The speaker also characterizes this surrounding darkness as a protective yet “hind’ring shroud” (Line 11). The word “shroud,” and its associations with both the darkness and a bodily garment, coalesces into an implied third meaning of darkness—that of dark skin. This matches with the otherwise strange use of the adjective “gross” to define the darkness in Line 10. “Gross,” in this usage, typically indicates indecency, obscenity, or vulgarity, and is generally used in reference to bodies. Under this interpretation, the phrase “gross darkness” (Line 10) refers not only to the speaker’s internal struggle but to how the speaker is viewed by contemporary white society: as a vulgar Black man. Like the raven in the “raven-winged night” (Line 5), the speaker struggles with the traditional connotations of darkness and how they relate to the color of his skin. In the case of the “hind’ring shroud” (Line 11), the speaker views this dark covering, which has come to define the heart, as restrictive.
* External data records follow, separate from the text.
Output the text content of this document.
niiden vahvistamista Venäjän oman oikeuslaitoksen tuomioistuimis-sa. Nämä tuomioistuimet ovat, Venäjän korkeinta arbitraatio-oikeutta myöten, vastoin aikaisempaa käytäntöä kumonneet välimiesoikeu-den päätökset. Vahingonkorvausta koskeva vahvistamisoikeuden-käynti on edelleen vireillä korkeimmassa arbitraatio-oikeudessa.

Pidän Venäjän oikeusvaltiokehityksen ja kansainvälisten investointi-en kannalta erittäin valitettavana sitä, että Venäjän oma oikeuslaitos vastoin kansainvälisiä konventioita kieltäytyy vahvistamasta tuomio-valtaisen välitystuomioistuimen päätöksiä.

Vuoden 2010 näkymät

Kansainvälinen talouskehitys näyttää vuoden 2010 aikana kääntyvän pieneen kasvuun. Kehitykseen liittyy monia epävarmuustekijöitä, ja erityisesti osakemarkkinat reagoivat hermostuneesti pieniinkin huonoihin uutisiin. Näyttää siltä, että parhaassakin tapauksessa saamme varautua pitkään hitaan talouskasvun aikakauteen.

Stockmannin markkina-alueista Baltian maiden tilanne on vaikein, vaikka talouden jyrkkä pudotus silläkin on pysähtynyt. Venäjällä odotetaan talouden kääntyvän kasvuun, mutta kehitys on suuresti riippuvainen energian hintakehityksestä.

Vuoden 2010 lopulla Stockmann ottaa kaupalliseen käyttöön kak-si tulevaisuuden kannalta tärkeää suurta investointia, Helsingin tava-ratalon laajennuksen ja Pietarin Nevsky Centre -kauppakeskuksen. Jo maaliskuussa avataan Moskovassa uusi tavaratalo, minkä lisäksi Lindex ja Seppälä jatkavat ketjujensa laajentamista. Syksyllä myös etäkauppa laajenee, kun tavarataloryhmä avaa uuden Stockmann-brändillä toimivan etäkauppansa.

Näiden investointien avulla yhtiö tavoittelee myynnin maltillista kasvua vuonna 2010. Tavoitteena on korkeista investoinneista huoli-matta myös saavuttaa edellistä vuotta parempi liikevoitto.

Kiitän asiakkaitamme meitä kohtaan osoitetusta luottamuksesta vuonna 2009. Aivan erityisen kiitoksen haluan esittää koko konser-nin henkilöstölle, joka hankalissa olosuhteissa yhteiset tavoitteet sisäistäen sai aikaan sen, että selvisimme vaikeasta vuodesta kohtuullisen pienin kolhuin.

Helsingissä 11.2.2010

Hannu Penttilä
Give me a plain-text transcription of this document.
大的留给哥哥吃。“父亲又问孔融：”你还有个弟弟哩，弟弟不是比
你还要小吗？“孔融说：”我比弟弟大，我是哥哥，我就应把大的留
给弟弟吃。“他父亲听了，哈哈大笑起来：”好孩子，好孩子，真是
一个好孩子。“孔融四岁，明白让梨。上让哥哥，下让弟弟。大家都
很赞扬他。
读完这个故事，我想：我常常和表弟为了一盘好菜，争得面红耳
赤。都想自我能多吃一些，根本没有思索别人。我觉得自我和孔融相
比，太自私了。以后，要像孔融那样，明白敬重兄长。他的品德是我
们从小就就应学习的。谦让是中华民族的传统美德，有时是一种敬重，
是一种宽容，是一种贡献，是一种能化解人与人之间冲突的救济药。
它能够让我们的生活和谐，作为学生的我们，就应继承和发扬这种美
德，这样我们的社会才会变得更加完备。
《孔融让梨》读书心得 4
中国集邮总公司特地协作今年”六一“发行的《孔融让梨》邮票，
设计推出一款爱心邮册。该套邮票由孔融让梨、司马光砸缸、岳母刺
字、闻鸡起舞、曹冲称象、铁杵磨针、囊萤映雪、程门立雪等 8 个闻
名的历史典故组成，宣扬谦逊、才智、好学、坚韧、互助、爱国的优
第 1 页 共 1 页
Though the heart is subject to the kind of prejudice that would argue for the inferiority of Black people, the speaker understands that his heart communicates through heightened poetic forms that rise above such ignorant and dehumanizing notions. Likewise, the fact that the sonnet is lyrical and directed inward further indicates that the “hind’ring shroud” (Line 11) restricts the speaker’s outward expression: Though he tells the heart to not “grope” (Line 10) in its “own gross darkness” (Line 10), the threat and censure of societal racism means that the speaker cannot act on his own advice and instead is forced to hide within himself.